By Brittany Furber, BA Fashion Journalism
Academy of Art University MFA Fashion Design alumna Ziyi “Zoe” Yin is a designer who creates minimalistic unisex designs emphasizing cut and shape, both of which are meticulously planned and articulated with architectural precision. These characteristics took shape during her time at the Academy and were seen in her graduate collection and designs for the CFDA Geoffrey Beene Scholarship Competition in 2020. These and other tendencies are present within her debut collection for her brand ZHIRóU, which launches later this year. The result is a unisex brand that blends minimalism and utilitarianism with pops of color and low-key glam. The line also brings together multiple inspiration points and contrasting ideas.
Since graduating, between her time at her various jobs, which included designing for Zinare Bride and serving as a contemporary style advisor for Saks Fifth Avenue, she began to develop the vision for her brand and first collection. The premiere of ZHIRóU has been a long time in the making due to the circumstances that affected the plans of Yin and other designers. The pandemic hit when many were ready to launch their first collections. However, instead of letting these obstacles deter her, she used this time for professional growth, finding inspiration, and refining and revising her vision.
At present, Yin relays the concept behind both by stating, “A key aspect of my collection and brand is relaying the idea that even though we have different skin colors and ethnic backgrounds, we share a love for similar aesthetics and an appreciation for all cultures!” She feels that circumstances surrounding Covid-19 resulted in more inclusion, and she reflects that with her brand and its team.
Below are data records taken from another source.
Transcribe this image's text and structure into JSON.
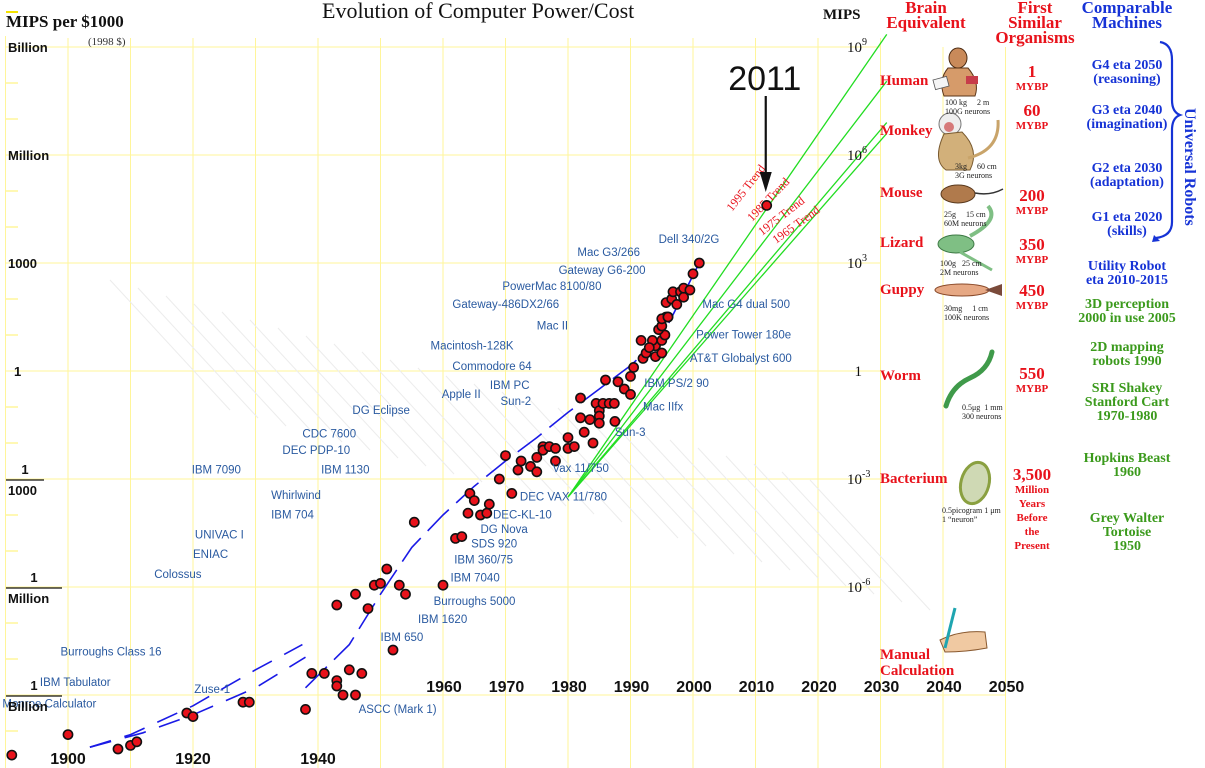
{
  "chart_data": {
    "type": "scatter",
    "title": "Evolution of Computer Power/Cost",
    "ylabel": "MIPS per $1000",
    "ylabel_note": "(1998 $)",
    "ylabel_right": "MIPS",
    "y_scale": "log",
    "ylim_log10": [
      -10.8,
      9.0
    ],
    "xlim": [
      1890,
      2055
    ],
    "grid": true,
    "y_ticks_left": [
      {
        "log10": 9,
        "label": "Billion",
        "frac": false
      },
      {
        "log10": 6,
        "label": "Million",
        "frac": false
      },
      {
        "log10": 3,
        "label": "1000",
        "frac": false
      },
      {
        "log10": 0,
        "label": "1",
        "frac": false
      },
      {
        "log10": -3,
        "label_num": "1",
        "label_den": "1000",
        "frac": true
      },
      {
        "log10": -6,
        "label_num": "1",
        "label_den": "Million",
        "frac": true
      },
      {
        "log10": -9,
        "label_num": "1",
        "label_den": "Billion",
        "frac": true
      }
    ],
    "y_ticks_right": [
      {
        "log10": 9,
        "base": "10",
        "exp": "9"
      },
      {
        "log10": 6,
        "base": "10",
        "exp": "6"
      },
      {
        "log10": 3,
        "base": "10",
        "exp": "3"
      },
      {
        "log10": 0,
        "base": "1",
        "exp": ""
      },
      {
        "log10": -3,
        "base": "10",
        "exp": "-3"
      },
      {
        "log10": -6,
        "base": "10",
        "exp": "-6"
      }
    ],
    "x_ticks_lower": [
      1900,
      1920,
      1940
    ],
    "x_ticks_upper": [
      1960,
      1970,
      1980,
      1990,
      2000,
      2010,
      2020,
      2030,
      2040,
      2050
    ],
    "points": [
      [
        1891.0,
        -10.67
      ],
      [
        1900,
        -10.1
      ],
      [
        1908,
        -10.5
      ],
      [
        1910,
        -10.4
      ],
      [
        1911,
        -10.3
      ],
      [
        1919,
        -9.5
      ],
      [
        1920,
        -9.6
      ],
      [
        1928,
        -9.2
      ],
      [
        1929,
        -9.2
      ],
      [
        1938,
        -9.4
      ],
      [
        1939,
        -8.4
      ],
      [
        1941,
        -8.4
      ],
      [
        1943,
        -8.6
      ],
      [
        1943,
        -8.75
      ],
      [
        1944,
        -9.0
      ],
      [
        1945,
        -8.3
      ],
      [
        1946,
        -9.0
      ],
      [
        1947,
        -8.4
      ],
      [
        1943,
        -6.5
      ],
      [
        1946,
        -6.2
      ],
      [
        1948,
        -6.6
      ],
      [
        1949,
        -5.95
      ],
      [
        1950,
        -5.9
      ],
      [
        1951,
        -5.5
      ],
      [
        1952,
        -7.75
      ],
      [
        1953,
        -5.95
      ],
      [
        1954,
        -6.2
      ],
      [
        1955.4,
        -4.2
      ],
      [
        1960,
        -5.95
      ],
      [
        1962,
        -4.65
      ],
      [
        1963,
        -4.6
      ],
      [
        1964,
        -3.95
      ],
      [
        1964.3,
        -3.4
      ],
      [
        1965,
        -3.6
      ],
      [
        1966,
        -4.0
      ],
      [
        1967,
        -3.95
      ],
      [
        1967.4,
        -3.7
      ],
      [
        1969,
        -3.0
      ],
      [
        1970,
        -2.35
      ],
      [
        1971,
        -3.4
      ],
      [
        1972,
        -2.75
      ],
      [
        1972.5,
        -2.5
      ],
      [
        1974,
        -2.65
      ],
      [
        1975,
        -2.4
      ],
      [
        1975,
        -2.8
      ],
      [
        1976,
        -2.1
      ],
      [
        1976,
        -2.2
      ],
      [
        1977,
        -2.1
      ],
      [
        1978,
        -2.15
      ],
      [
        1978,
        -2.5
      ],
      [
        1980,
        -2.15
      ],
      [
        1980,
        -1.85
      ],
      [
        1981,
        -2.1
      ],
      [
        1982,
        -1.3
      ],
      [
        1982.6,
        -1.7
      ],
      [
        1983.5,
        -1.35
      ],
      [
        1984,
        -2.0
      ],
      [
        1984.5,
        -0.9
      ],
      [
        1985,
        -1.1
      ],
      [
        1985.6,
        -0.9
      ],
      [
        1986.6,
        -0.9
      ],
      [
        1987.4,
        -0.9
      ],
      [
        1985,
        -1.25
      ],
      [
        1985,
        -1.45
      ],
      [
        1987.5,
        -1.4
      ],
      [
        1982,
        -0.75
      ],
      [
        1986,
        -0.25
      ],
      [
        1988,
        -0.3
      ],
      [
        1989,
        -0.5
      ],
      [
        1990,
        -0.15
      ],
      [
        1990.5,
        0.1
      ],
      [
        1990,
        -0.65
      ],
      [
        1992,
        0.35
      ],
      [
        1992.5,
        0.5
      ],
      [
        1994,
        0.7
      ],
      [
        1995,
        0.85
      ],
      [
        1995.5,
        1.0
      ],
      [
        1993.5,
        0.85
      ],
      [
        1993,
        0.65
      ],
      [
        1991.7,
        0.85
      ],
      [
        1994.5,
        1.15
      ],
      [
        1995,
        1.25
      ],
      [
        1995.7,
        1.5
      ],
      [
        1995,
        1.45
      ],
      [
        1995.7,
        1.9
      ],
      [
        1996.6,
        2.0
      ],
      [
        1996.8,
        2.2
      ],
      [
        1998,
        2.2
      ],
      [
        1998.5,
        2.05
      ],
      [
        1998.5,
        2.3
      ],
      [
        1997.4,
        1.85
      ],
      [
        1996,
        1.5
      ],
      [
        1994,
        0.4
      ],
      [
        1995,
        0.5
      ],
      [
        1996,
        1.5
      ],
      [
        1999.5,
        2.25
      ],
      [
        2000,
        2.7
      ],
      [
        2001,
        3.0
      ],
      [
        2011.8,
        4.6
      ]
    ],
    "highlight": {
      "label": "2011",
      "year": 2011.8,
      "log10": 4.6
    },
    "trend_lines": [
      {
        "label": "1995 Trend",
        "from": [
          1980,
          -3.5
        ],
        "to": [
          2031,
          9.35
        ]
      },
      {
        "label": "1985 Trend",
        "from": [
          1980,
          -3.5
        ],
        "to": [
          2031,
          8.05
        ]
      },
      {
        "label": "1975 Trend",
        "from": [
          1980,
          -3.5
        ],
        "to": [
          2031,
          6.9
        ]
      },
      {
        "label": "1965 Trend",
        "from": [
          1980,
          -3.5
        ],
        "to": [
          2031,
          6.6
        ]
      }
    ],
    "fit_curve": [
      [
        1903.5,
        -10.45
      ],
      [
        1912,
        -10.05
      ],
      [
        1920,
        -9.55
      ],
      [
        1930,
        -8.8
      ],
      [
        1938,
        -7.95
      ],
      [
        1938,
        -8.8
      ],
      [
        1945,
        -7.6
      ],
      [
        1950,
        -6.2
      ],
      [
        1955,
        -4.9
      ],
      [
        1960,
        -4.0
      ],
      [
        1965,
        -3.2
      ],
      [
        1970,
        -2.5
      ],
      [
        1975,
        -1.85
      ],
      [
        1980,
        -1.15
      ],
      [
        1985,
        -0.5
      ],
      [
        1990,
        0.15
      ],
      [
        1995,
        0.95
      ],
      [
        2001,
        3.0
      ]
    ],
    "fit_curve_lower": [
      [
        1903.5,
        -10.45
      ],
      [
        1910,
        -10.1
      ],
      [
        1920,
        -9.3
      ],
      [
        1930,
        -8.3
      ],
      [
        1937.5,
        -7.6
      ]
    ],
    "machine_labels": [
      {
        "text": "Dell 340/2G",
        "year": 1994.5,
        "log10": 3.55
      },
      {
        "text": "Mac G3/266",
        "year": 1981.5,
        "log10": 3.2
      },
      {
        "text": "Gateway G6-200",
        "year": 1978.5,
        "log10": 2.7
      },
      {
        "text": "PowerMac 8100/80",
        "year": 1969.5,
        "log10": 2.25
      },
      {
        "text": "Gateway-486DX2/66",
        "year": 1961.5,
        "log10": 1.75
      },
      {
        "text": "Mac II",
        "year": 1975,
        "log10": 1.15
      },
      {
        "text": "Macintosh-128K",
        "year": 1958,
        "log10": 0.6
      },
      {
        "text": "Commodore 64",
        "year": 1961.5,
        "log10": 0.03
      },
      {
        "text": "IBM PC",
        "year": 1967.5,
        "log10": -0.5
      },
      {
        "text": "Sun-2",
        "year": 1969.2,
        "log10": -0.95
      },
      {
        "text": "Apple II",
        "year": 1959.8,
        "log10": -0.75
      },
      {
        "text": "DG Eclipse",
        "year": 1945.5,
        "log10": -1.2
      },
      {
        "text": "CDC 7600",
        "year": 1937.5,
        "log10": -1.85
      },
      {
        "text": "DEC PDP-10",
        "year": 1934.3,
        "log10": -2.3
      },
      {
        "text": "IBM 7090",
        "year": 1919.8,
        "log10": -2.85
      },
      {
        "text": "IBM 1130",
        "year": 1940.5,
        "log10": -2.85
      },
      {
        "text": "Whirlwind",
        "year": 1932.5,
        "log10": -3.55
      },
      {
        "text": "IBM 704",
        "year": 1932.5,
        "log10": -4.1
      },
      {
        "text": "UNIVAC I",
        "year": 1920.3,
        "log10": -4.65
      },
      {
        "text": "ENIAC",
        "year": 1920,
        "log10": -5.2
      },
      {
        "text": "Colossus",
        "year": 1913.8,
        "log10": -5.75
      },
      {
        "text": "Burroughs Class 16",
        "year": 1898.8,
        "log10": -7.9
      },
      {
        "text": "IBM Tabulator",
        "year": 1895.5,
        "log10": -8.75
      },
      {
        "text": "Monroe Calculator",
        "year": 1889.5,
        "log10": -9.35
      },
      {
        "text": "Zuse-1",
        "year": 1920.2,
        "log10": -8.95
      },
      {
        "text": "ASCC (Mark 1)",
        "year": 1946.5,
        "log10": -9.5
      },
      {
        "text": "IBM 650",
        "year": 1950,
        "log10": -7.5
      },
      {
        "text": "IBM 1620",
        "year": 1956,
        "log10": -7.0
      },
      {
        "text": "Burroughs 5000",
        "year": 1958.5,
        "log10": -6.5
      },
      {
        "text": "IBM 7040",
        "year": 1961.2,
        "log10": -5.85
      },
      {
        "text": "IBM 360/75",
        "year": 1961.8,
        "log10": -5.35
      },
      {
        "text": "SDS 920",
        "year": 1964.5,
        "log10": -4.9
      },
      {
        "text": "DG Nova",
        "year": 1966,
        "log10": -4.5
      },
      {
        "text": "DEC-KL-10",
        "year": 1968,
        "log10": -4.1
      },
      {
        "text": "DEC VAX 11/780",
        "year": 1972.3,
        "log10": -3.6
      },
      {
        "text": "Vax 11/750",
        "year": 1977.5,
        "log10": -2.8
      },
      {
        "text": "Sun-3",
        "year": 1987.5,
        "log10": -1.8
      },
      {
        "text": "Mac IIfx",
        "year": 1992,
        "log10": -1.1
      },
      {
        "text": "IBM PS/2 90",
        "year": 1992.2,
        "log10": -0.45
      },
      {
        "text": "AT&T Globalyst 600",
        "year": 1999.5,
        "log10": 0.25
      },
      {
        "text": "Power Tower 180e",
        "year": 2000.5,
        "log10": 0.9
      },
      {
        "text": "Mac G4 dual 500",
        "year": 2001.5,
        "log10": 1.75
      }
    ]
  },
  "brain_column": {
    "header_line1": "Brain",
    "header_line2": "Equivalent",
    "items": [
      {
        "name": "Human",
        "log10": 8.0,
        "stats1": "100 kg     2 m",
        "stats2": "100G neurons"
      },
      {
        "name": "Monkey",
        "log10": 6.6,
        "stats1": "3kg     60 cm",
        "stats2": "3G neurons"
      },
      {
        "name": "Mouse",
        "log10": 4.9,
        "stats1": "25g     15 cm",
        "stats2": "60M neurons"
      },
      {
        "name": "Lizard",
        "log10": 3.5,
        "stats1": "100g   25 cm",
        "stats2": "2M neurons"
      },
      {
        "name": "Guppy",
        "log10": 2.2,
        "stats1": "30mg     1 cm",
        "stats2": "100K neurons"
      },
      {
        "name": "Worm",
        "log10": -0.2,
        "stats1": "0.5μg  1 mm",
        "stats2": "300 neurons"
      },
      {
        "name": "Bacterium",
        "log10": -3.05,
        "stats1": "0.5picogram 1 μm",
        "stats2": "1 “neuron”"
      },
      {
        "name": "Manual",
        "name2": "Calculation",
        "log10": -7.95
      }
    ]
  },
  "organisms_column": {
    "header_line1": "First",
    "header_line2": "Similar",
    "header_line3": "Organisms",
    "items": [
      {
        "value": "1",
        "unit": "MYBP"
      },
      {
        "value": "60",
        "unit": "MYBP"
      },
      {
        "value": "200",
        "unit": "MYBP"
      },
      {
        "value": "350",
        "unit": "MYBP"
      },
      {
        "value": "450",
        "unit": "MYBP"
      },
      {
        "value": "550",
        "unit": "MYBP"
      },
      {
        "value": "3,500",
        "unit_lines": [
          "Million",
          "Years",
          "Before",
          "the",
          "Present"
        ]
      }
    ]
  },
  "machines_column": {
    "header_line1": "Comparable",
    "header_line2": "Machines",
    "brace_label": "Universal Robots",
    "robots": [
      {
        "line1": "G4 eta 2050",
        "line2": "(reasoning)",
        "color": "#1633d6"
      },
      {
        "line1": "G3 eta 2040",
        "line2": "(imagination)",
        "color": "#1633d6"
      },
      {
        "line1": "G2 eta 2030",
        "line2": "(adaptation)",
        "color": "#1633d6"
      },
      {
        "line1": "G1 eta 2020",
        "line2": "(skills)",
        "color": "#1633d6"
      },
      {
        "line1": "Utility Robot",
        "line2": "eta 2010-2015",
        "color": "#1633d6"
      },
      {
        "line1": "3D perception",
        "line2": "2000 in use 2005",
        "color": "#3b9a1c"
      },
      {
        "line1": "2D mapping",
        "line2": "robots 1990",
        "color": "#3b9a1c"
      },
      {
        "line1": "SRI Shakey",
        "line2": "Stanford Cart",
        "line3": "1970-1980",
        "color": "#3b9a1c"
      },
      {
        "line1": "Hopkins Beast",
        "line2": "1960",
        "color": "#3b9a1c"
      },
      {
        "line1": "Grey Walter",
        "line2": "Tortoise",
        "line3": "1950",
        "color": "#3b9a1c"
      }
    ]
  },
  "colors": {
    "grid": "#fff59a",
    "point_fill": "#e8121b",
    "label_blue": "#2a5aa0",
    "trend_green": "#22dd22",
    "fit_blue": "#1a1ae6",
    "trend_label": "#e8121b",
    "accent_red": "#e8121b",
    "accent_blue": "#1633d6",
    "accent_green": "#3b9a1c"
  }
}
Her group consists of individuals from multiple countries and throughout the US. In the future, she plans to partake in collaborative projects with fellow artists. Yin concludes that despite the unique experiences of everyone, “…we all share the same appreciation for art and fashion… (and we have) created a new community with a shared culture.”
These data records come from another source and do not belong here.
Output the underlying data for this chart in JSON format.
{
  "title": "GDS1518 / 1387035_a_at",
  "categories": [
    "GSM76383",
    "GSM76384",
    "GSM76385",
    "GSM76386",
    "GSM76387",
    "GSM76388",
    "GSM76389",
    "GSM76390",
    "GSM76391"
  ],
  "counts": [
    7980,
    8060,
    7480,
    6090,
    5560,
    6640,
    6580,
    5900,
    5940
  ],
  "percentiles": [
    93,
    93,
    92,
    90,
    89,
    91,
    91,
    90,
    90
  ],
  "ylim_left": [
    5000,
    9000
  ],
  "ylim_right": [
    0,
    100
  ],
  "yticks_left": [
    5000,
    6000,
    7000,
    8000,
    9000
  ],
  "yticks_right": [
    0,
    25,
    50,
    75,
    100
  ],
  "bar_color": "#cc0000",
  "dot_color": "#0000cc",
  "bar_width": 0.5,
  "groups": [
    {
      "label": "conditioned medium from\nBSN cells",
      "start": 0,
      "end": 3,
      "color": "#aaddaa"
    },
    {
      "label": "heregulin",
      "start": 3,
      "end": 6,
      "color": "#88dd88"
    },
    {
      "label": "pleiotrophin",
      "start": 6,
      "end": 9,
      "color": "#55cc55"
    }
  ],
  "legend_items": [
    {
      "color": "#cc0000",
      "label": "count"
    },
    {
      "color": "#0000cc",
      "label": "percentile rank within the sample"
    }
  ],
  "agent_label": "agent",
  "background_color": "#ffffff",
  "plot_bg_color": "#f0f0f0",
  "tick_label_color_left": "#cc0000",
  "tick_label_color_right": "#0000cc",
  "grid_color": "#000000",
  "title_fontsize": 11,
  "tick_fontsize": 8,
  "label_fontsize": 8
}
Fittingly, the symbolism that Yin incorporates into the brand’s logo, as she details, ties into this unity. Yin explains, “…the peacock is a sacred symbol that represents peace, love, and integrity…” and it “conveys the idea of love and acceptance—crucial aspects of the brand.”
Yin’s first collection for her brand ZHIRóU will be released before the year concludes and available for purchase through the brand’s Instagram. ZHIRóU’s aesthetic references celebrate the coming together of individuals from various backgrounds by combining concepts, styles, and inspirations from Eastern and Western cultures. Yin states, “The inspiration behind the designs of my collection comes from Chinese tunic suits and 90s American television.” She also notes that it possesses influences from Scottish kilts. The styles and concepts that influence her work, as she notes, include minimalism, deconstruction, feminism, gender fluidity, and the avant-garde. Yin also shares that her collection and brand also pull “inspiration from 1946-1956, which represents femininity and conformity. I want to keep men’s tailoring techniques and create more feminine and comfortable styles for” all genders. Overall, ZHIRóU pulls references from multiple cultures, genders, periods, and aspects of lifestyle.
Yin is also known for adding pastel, bolder hues, and surface ornamentation into otherwise minimalist and, at times, utilitarian looks. The resulting looks include a pleated sleeveless shirtdress in powder blue, a sequin cap sleeve dress, a trench coat with a floral lining, and garments that feature added belts or scarf-like attachments. The looks incorporate some of her signature details which she explains include, “split and tie backs,” as well as decorative patterned and printed linings. She plans to use the linings of her garments as a canvas for collaborations with artists in the future.
While unprecedented obstacles might have delayed the premiere of her collection, it turned out to be a veiled blessing. The extra time allowed Yin to develop a unique approach to design. The resulting collection is an eclectic take on minimalism. The collection brings together multiple cultures, genders, styles, and inspirational reference points. The result is the inclusive vision Yin has for her brand as a whole.